Who gained most by this intercourse? It would be hard to say. It is a fit subject for a debate, a copy of Boswell’s “Life of Johnson” to go to the successful contestant. Johnson summed up his obligations to the lady in the famous letter written just before her second marriage, probably the last he ever wrote her. “I wish that God may grant you every blessing, that you may be happy in this world ... and eternally happy in a better state; and whatever I can contribute to your happiness I am ready to repay for that kindness which soothed twenty years of a life radically wretched.”
On the other hand, the Thrales secured what, perhaps unconsciously, they most desired, social position and distinction. At Streatham they entertained the best, if not perhaps the very highest, society of the time. Think for a moment of the intimates of this house, whose portraits, painted by Reynolds, hung in the library. There were my Lords Sandys and Westcote, college friends of Thrale; there were Johnson and Goldsmith; Garrick and Burke; Burney, and Reynolds himself, and a number of others, all from the brush of the great master; and could we hear the voices which from time to time might have been heard in the famous room, we should recognize Boswell and Piozzi, Baretti, and a host of others; and would it be necessary for the servant to announce the entrance of the great Mrs. Siddons, or Mrs. Garrick, or Fanny Burney, or Hannah More, or Mrs. Montagu, or any of the other ladies who later formed that famous coterie which came to be known as the Blue-Stockings?
But Johnson was the Thrales’ first lion and remained their greatest. He first gave Streatham parties distinction. The master of the house enjoyed having the wits about him, but was not one himself. Johnson said of him that “his mind struck the hours very regularly but did not mark the minutes.” It was his wife who, by her sprightliness and her wit and readiness, kept the ball rolling, showing infinite tact and skill in drawing out one and, when necessary, repressing another; asking—when the Doctor was not speaking—for a flash of silence from the company that a newcomer might be heard.

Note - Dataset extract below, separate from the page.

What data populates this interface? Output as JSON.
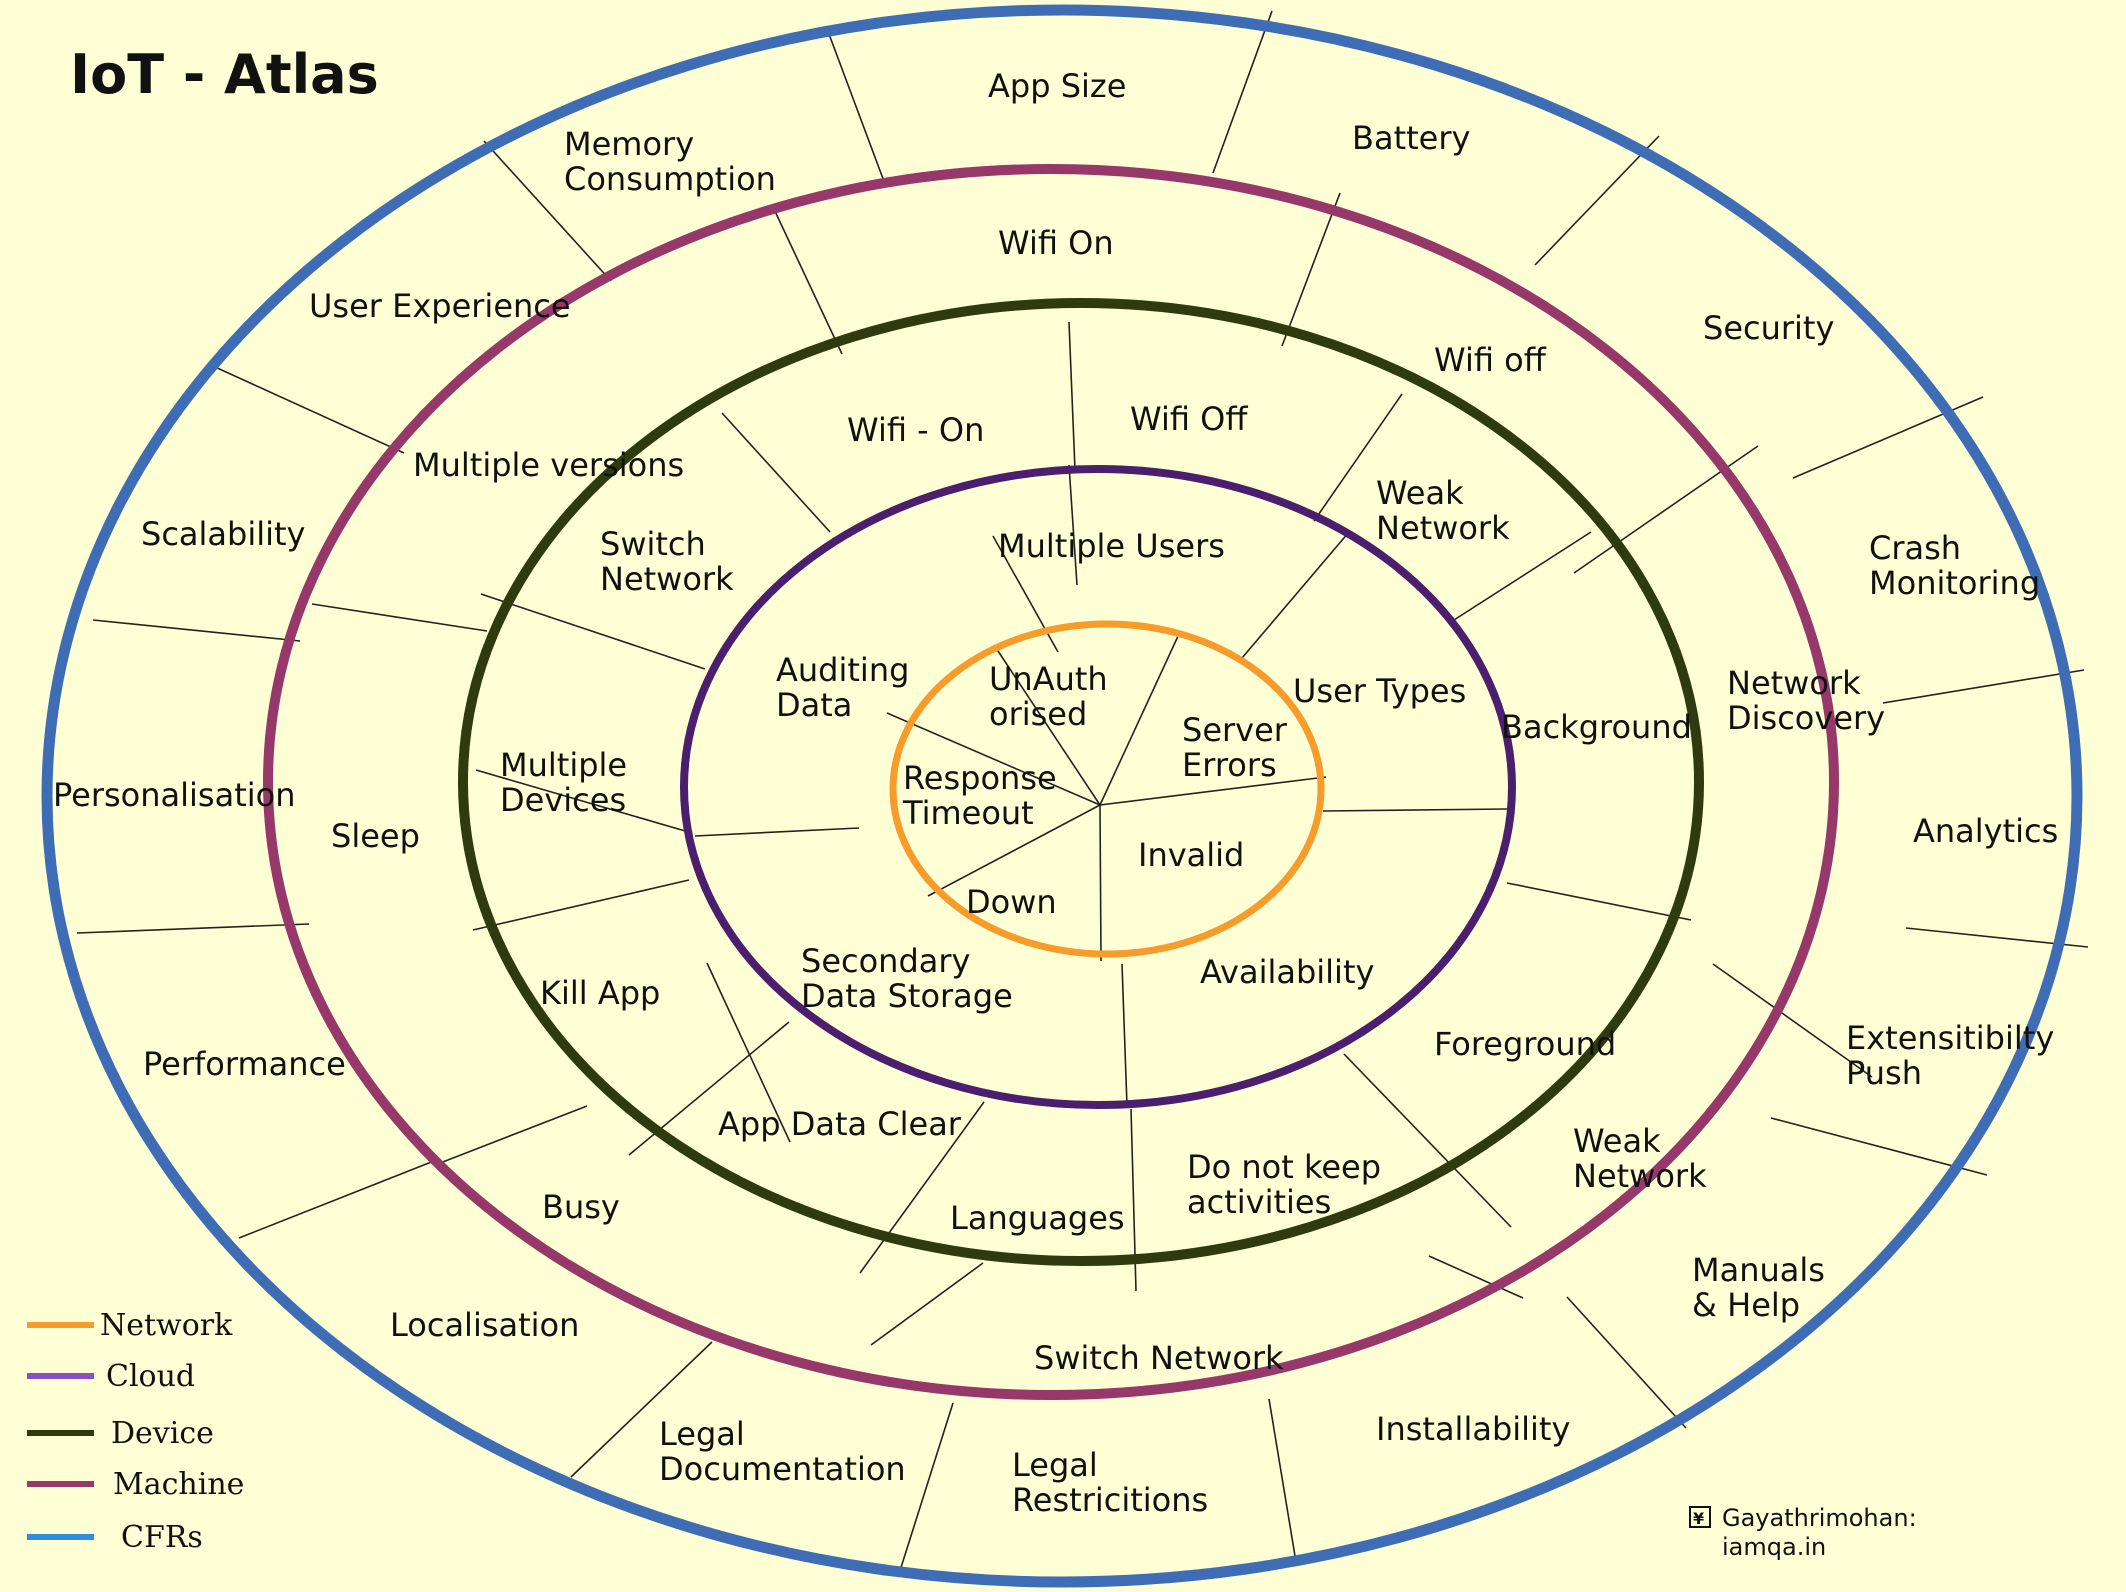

But I am anticipating. All this was not yet. A salon such as she created at Streatham Park is not the work of a month or of a year.
If Mrs. Thrale had ever entertained any illusions as to her husband’s regard for her, they must have received a shock when she discovered, as she soon did, that Mr. Thrale had previously offered his hand to several ladies, coupling with his proposal the fact that, in the event of its being accepted, he would expect to live for a portion of each year in his house adjoining the brewery. The famous brewery is now Barclay & Perkins’s, and still stands on its original site, where the Globe Theatre once stood, not far from the Surrey end of Southwark Bridge. A more unattractive place of residence it would be hard to imagine, but for some reason Mr. Thrale loved it.